At today’s meeting of the American Bar Association, the Director of the Division of the SEC’s Corporation Finance provided some comments regarding the Division’s work and priorities. Mr. Hinman reiterated the Division’s focus on capital formation related matters. Mr. Hinman echoed concerns voiced by SEC Chair Clayton regarding the decline in the number of U.S. listed companies in recent years. Mr. Hinman noted that there have been many reasons offered to explain the decline in the number of public companies and the increasing tendency of companies to remain private longer.
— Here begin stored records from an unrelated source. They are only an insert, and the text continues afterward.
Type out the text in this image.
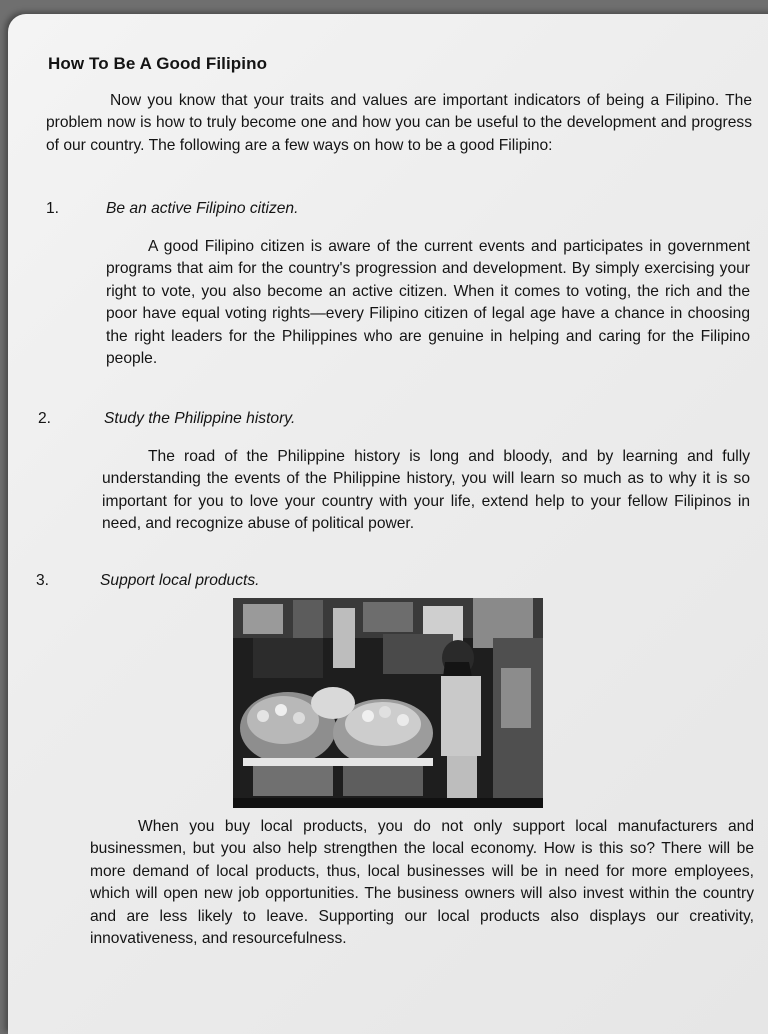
How To Be A Good Filipino

Now you know that your traits and values are important indicators of being a Filipino. The problem now is how to truly become one and how you can be useful to the development and progress of our country. The following are a few ways on how to be a good Filipino:

1.	Be an active Filipino citizen.

A good Filipino citizen is aware of the current events and participates in government programs that aim for the country's progression and development. By simply exercising your right to vote, you also become an active citizen. When it comes to voting, the rich and the poor have equal voting rights—every Filipino citizen of legal age have a chance in choosing the right leaders for the Philippines who are genuine in helping and caring for the Filipino people.

2.	Study the Philippine history.

The road of the Philippine history is long and bloody, and by learning and fully understanding the events of the Philippine history, you will learn so much as to why it is so important for you to love your country with your life, extend help to your fellow Filipinos in need, and recognize abuse of political power.

3.	Support local products.

When you buy local products, you do not only support local manufacturers and businessmen, but you also help strengthen the local economy. How is this so? There will be more demand of local products, thus, local businesses will be in need for more employees, which will open new job opportunities. The business owners will also invest within the country and are less likely to leave. Supporting our local products also displays our creativity, innovativeness, and resourcefulness.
For example, he noted that there are many more types of investors in the private markets, private investors are being more innovative in how they provide capital, and there are new ways to provide liquidity for employees of private companies with stock-based compensation. Mr. Hinman noted that there have been concerns expressed about valuations but that many articles, reports and studies noting the attractive private valuations (compared to IPO valuations) may fail to appropriately reflect the fact that valuations in private rounds relate to preferred stock with liquidation and other preferences, and not to common stock. In any event, Mr. Hinman noted the Division’s interest in understanding the regulatory burdens placed on companies seeking to undertake IPOs and on public reporting companies. He noted that a recent DERA report to Congress reiterated the difficulties associated with unwinding the effects of any particular regulatory requirement on capital raising.
Mr. Hinman discussed the Division’s policy of extending the confidential review process to non-EGCs and underscored the Division’s invitation to have companies and their counsel consult with the SEC on financial statement requirements. He noted that the Staff would be responding very promptly to requests for waivers.
In a wide-ranging discussion, Mr. Hinman addressed a number of other topics, including the resource extraction rule. He noted that the Congressional Review Act nullified the rule, but that the SEC still has a statutory mandate to act although there is a CRA requirement that the new rule cannot be substantially similar to the rule that was struck down. The SEC will have to propose a new rule for comment in the near future. Mr. Hinman also addressed other rules that had been proposed by the SEC, including proposed updates to Industry Guide 7 on mining disclosures, and amendments to the smaller reporting company definition. While he noted that the there was a final rule under development regarding the SRC definition, there was ongoing discussion related to SOX 404 attestation requirements. He noted that the SEC was seeking more information on the costs directly attributable to 404 attestation and was considering other tests, including revenue-based and market cap-based tests, as possible alternatives. Mr. Hinman noted that there were very few comments submitted in response to the request for comment on Industry Guide 3 disclosures. In response to questions, Mr. Hinman noted that the SEC expected to comply with the FAST Act-mandated timelines regarding the modernization of Regulation S-K and that the SEC’s changes to Regulation S-K are likely to be quite consistent with those discussed in the November 2016 report to Congress. Again, in response to a question, Mr. Hinman noted that there may be some opportunity for clarifying guidance on integration issues.